The Interplay is a special bi-weekly series exploring the intersections of sex, pop culture, and current events.
BY CHARLES PULLIAM-MOORE
According to GLAAD’s recently published Where We Are On TV report, lesbian, gay, and bisexual characters are having a banner season. There are more explicitly queer characters on more shows across the board. Of the hundreds of regular and recurring characters gracing our screens this season, 170 were identified as being LGBT. Moreover on both network and cable, the representations of those characters are becoming more diverse and balanced in terms of ethnicity and sexuality. Looking at raw numbers, it’s easy to see that we’re everywhere on TV. It’s even easier to say that this particular instance of being everywhere is a good thing. Thing is though, it might not be. This fall’s crop of headlining queer are defined more by the sex they’re having than by their substance.

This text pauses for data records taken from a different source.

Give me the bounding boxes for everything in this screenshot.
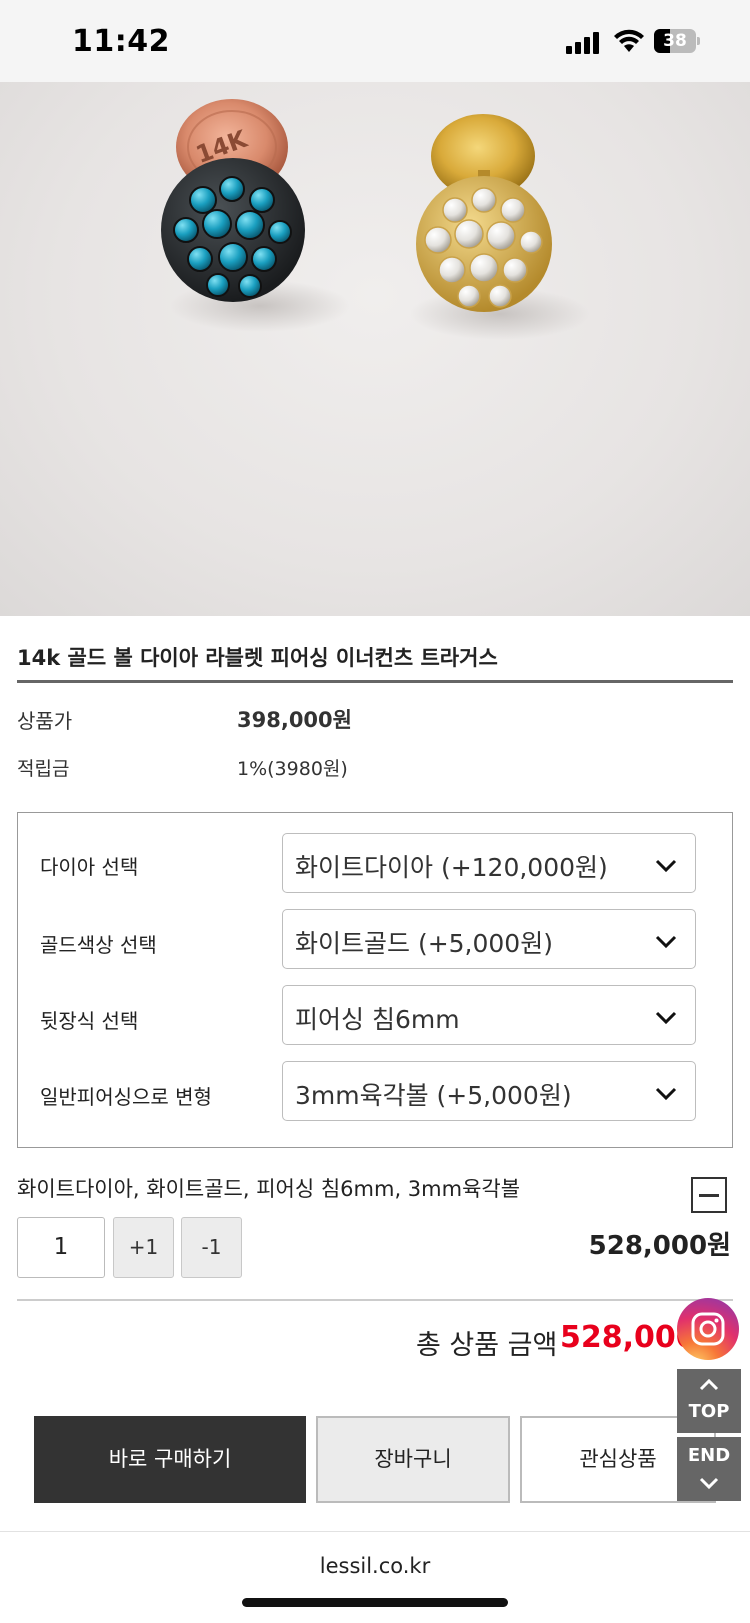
scroll-end-label: END: [687, 1445, 731, 1466]
scroll-top-label: TOP: [688, 1401, 730, 1422]
price-label: 상품가: [17, 709, 73, 733]
back-select-value: 피어싱 침6mm: [295, 1005, 460, 1034]
quantity-input[interactable]: 1: [17, 1217, 105, 1278]
options-box: 다이아 선택 화이트다이아 (+120,000원) 골드색상 선택 화이트골드 …: [17, 812, 733, 1148]
quantity-plus-button[interactable]: +1: [113, 1217, 174, 1278]
chevron-up-icon: [699, 1378, 719, 1391]
product-title: 14k 골드 볼 다이아 라블렛 피어싱 이너컨츠 트라거스: [17, 646, 498, 670]
selection-divider: [17, 1299, 733, 1301]
status-time: 11:42: [72, 24, 170, 59]
footer-divider: [0, 1531, 750, 1532]
option-label-back: 뒷장식 선택: [40, 1009, 139, 1033]
quantity-minus-button[interactable]: -1: [181, 1217, 242, 1278]
points-label: 적립금: [17, 758, 70, 780]
wifi-icon: [612, 28, 646, 54]
remove-selection-button[interactable]: [691, 1177, 727, 1213]
convert-select[interactable]: 3mm육각볼 (+5,000원): [282, 1061, 696, 1121]
option-label-diamond: 다이아 선택: [40, 855, 139, 879]
back-select[interactable]: 피어싱 침6mm: [282, 985, 696, 1045]
status-bar: 11:42 38: [0, 0, 750, 82]
battery-icon: 38: [654, 29, 700, 53]
product-price: 398,000원: [237, 708, 352, 732]
gold-color-select-value: 화이트골드 (+5,000원): [295, 929, 553, 958]
battery-percentage: 38: [663, 31, 687, 51]
option-label-convert: 일반피어싱으로 변형: [40, 1085, 212, 1109]
gold-color-select[interactable]: 화이트골드 (+5,000원): [282, 909, 696, 969]
option-label-gold-color: 골드색상 선택: [40, 933, 157, 957]
chevron-down-icon: [655, 1011, 677, 1025]
footer-site-url[interactable]: lessil.co.kr: [0, 1554, 750, 1578]
total-label: 총 상품 금액: [416, 1330, 558, 1361]
chevron-down-icon: [655, 935, 677, 949]
convert-select-value: 3mm육각볼 (+5,000원): [295, 1081, 572, 1110]
instagram-icon: [691, 1312, 725, 1346]
title-divider: [17, 680, 733, 683]
selected-options-summary: 화이트다이아, 화이트골드, 피어싱 침6mm, 3mm육각볼: [17, 1177, 521, 1201]
diamond-select-value: 화이트다이아 (+120,000원): [295, 853, 608, 882]
points-value: 1%(3980원): [237, 758, 348, 780]
instagram-button[interactable]: [677, 1298, 739, 1360]
scroll-end-button[interactable]: END: [677, 1437, 741, 1501]
product-image: 14K: [0, 82, 750, 616]
buy-now-button[interactable]: 바로 구매하기: [34, 1416, 306, 1503]
home-indicator: [242, 1598, 508, 1607]
diamond-select[interactable]: 화이트다이아 (+120,000원): [282, 833, 696, 893]
add-to-cart-button[interactable]: 장바구니: [316, 1416, 510, 1503]
chevron-down-icon: [655, 859, 677, 873]
line-price: 528,000원: [588, 1231, 731, 1261]
signal-icon: [566, 30, 602, 54]
chevron-down-icon: [655, 1087, 677, 1101]
scroll-top-button[interactable]: TOP: [677, 1369, 741, 1433]
chevron-down-icon: [699, 1477, 719, 1490]
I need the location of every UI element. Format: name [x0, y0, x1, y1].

Regardless of what you think about her shows, Shonda Rhimes’s programming on ABC has become something of a cultural phenomenon. In terms of ratings, How to Get Away With Murder and Scandal rank as two of the most popular and widely-acclaimed television shows airing this fall. Both programs prominently feature gay leading characters wrought in Rhimes’s signature hyperbolic style.

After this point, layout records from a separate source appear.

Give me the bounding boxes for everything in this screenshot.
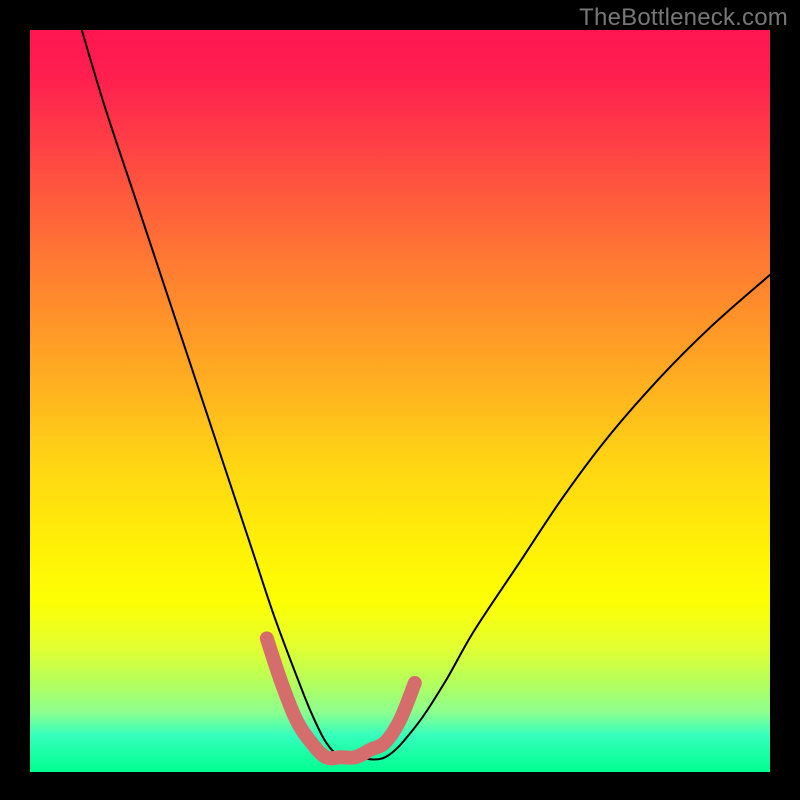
chart-plot-area (30, 30, 770, 772)
bottleneck-curve (82, 30, 770, 760)
chart-svg (30, 30, 770, 772)
watermark-text: TheBottleneck.com (579, 4, 788, 32)
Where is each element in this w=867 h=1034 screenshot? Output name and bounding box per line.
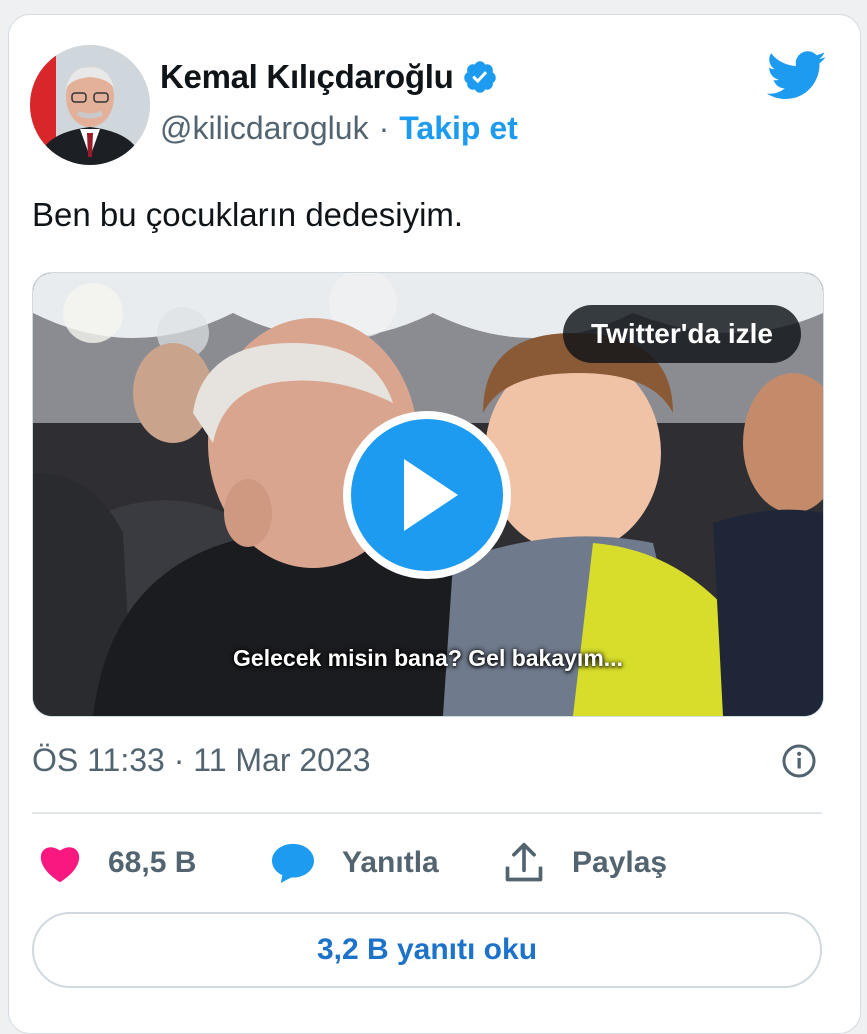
divider bbox=[32, 812, 822, 814]
heart-icon bbox=[40, 847, 80, 883]
video-caption: Gelecek misin bana? Gel bakayım... bbox=[233, 645, 623, 671]
like-count: 68,5 B bbox=[108, 846, 197, 879]
action-bar: 68,5 B Yanıtla Paylaş bbox=[32, 838, 822, 888]
like-button[interactable]: 68,5 B bbox=[38, 838, 196, 888]
author-name-row: Kemal Kılıçdaroğlu bbox=[160, 58, 498, 96]
separator-dot: · bbox=[378, 110, 390, 146]
author-handle[interactable]: @kilicdarogluk bbox=[160, 110, 369, 147]
verified-badge-icon bbox=[463, 61, 496, 93]
share-button[interactable]: Paylaş bbox=[502, 838, 667, 888]
play-icon bbox=[404, 459, 458, 531]
author-name[interactable]: Kemal Kılıçdaroğlu bbox=[160, 58, 454, 96]
share-label: Paylaş bbox=[572, 846, 668, 879]
share-icon bbox=[505, 842, 543, 882]
tweet-timestamp[interactable]: ÖS 11:33 · 11 Mar 2023 bbox=[32, 742, 371, 779]
handle-row: @kilicdarogluk · Takip et bbox=[160, 110, 518, 147]
twitter-bird-icon[interactable] bbox=[767, 50, 827, 102]
follow-button[interactable]: Takip et bbox=[399, 110, 518, 147]
avatar[interactable] bbox=[30, 45, 150, 165]
play-button[interactable] bbox=[343, 411, 511, 579]
video-media[interactable]: Twitter'da izle Gelecek misin bana? Gel … bbox=[32, 272, 824, 717]
reply-bubble-icon bbox=[272, 843, 314, 884]
tweet-text: Ben bu çocukların dedesiyim. bbox=[32, 196, 464, 233]
reply-label: Yanıtla bbox=[342, 846, 439, 879]
reply-button[interactable]: Yanıtla bbox=[270, 838, 439, 888]
watch-on-twitter-button[interactable]: Twitter'da izle bbox=[563, 305, 801, 363]
info-icon[interactable] bbox=[781, 743, 817, 779]
read-replies-button[interactable]: 3,2 B yanıtı oku bbox=[32, 912, 822, 988]
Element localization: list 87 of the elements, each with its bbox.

Scandal’s Cyrus Beene, played by veteran stage actor Jeff Perry, is notable for being one of the few older queer characters given the spotlight. Throughout the series Beene and his husband James Novak (Dan Bucatinsky) plotted and backstabbed in proper Scandal fashion, and in many ways the characters’ sexualities were ancillary aspects of their personalities. How To Get Away With Murder’s Connor Walsh (Jack Falahee) bears a striking resemblance to Cyrus Beene. Both are smart, conniving, career-driven men whose sexualities are sources of strength, rather than shame. To that end, neither show has shied away from portraying their gay characters’ sexual intimacy.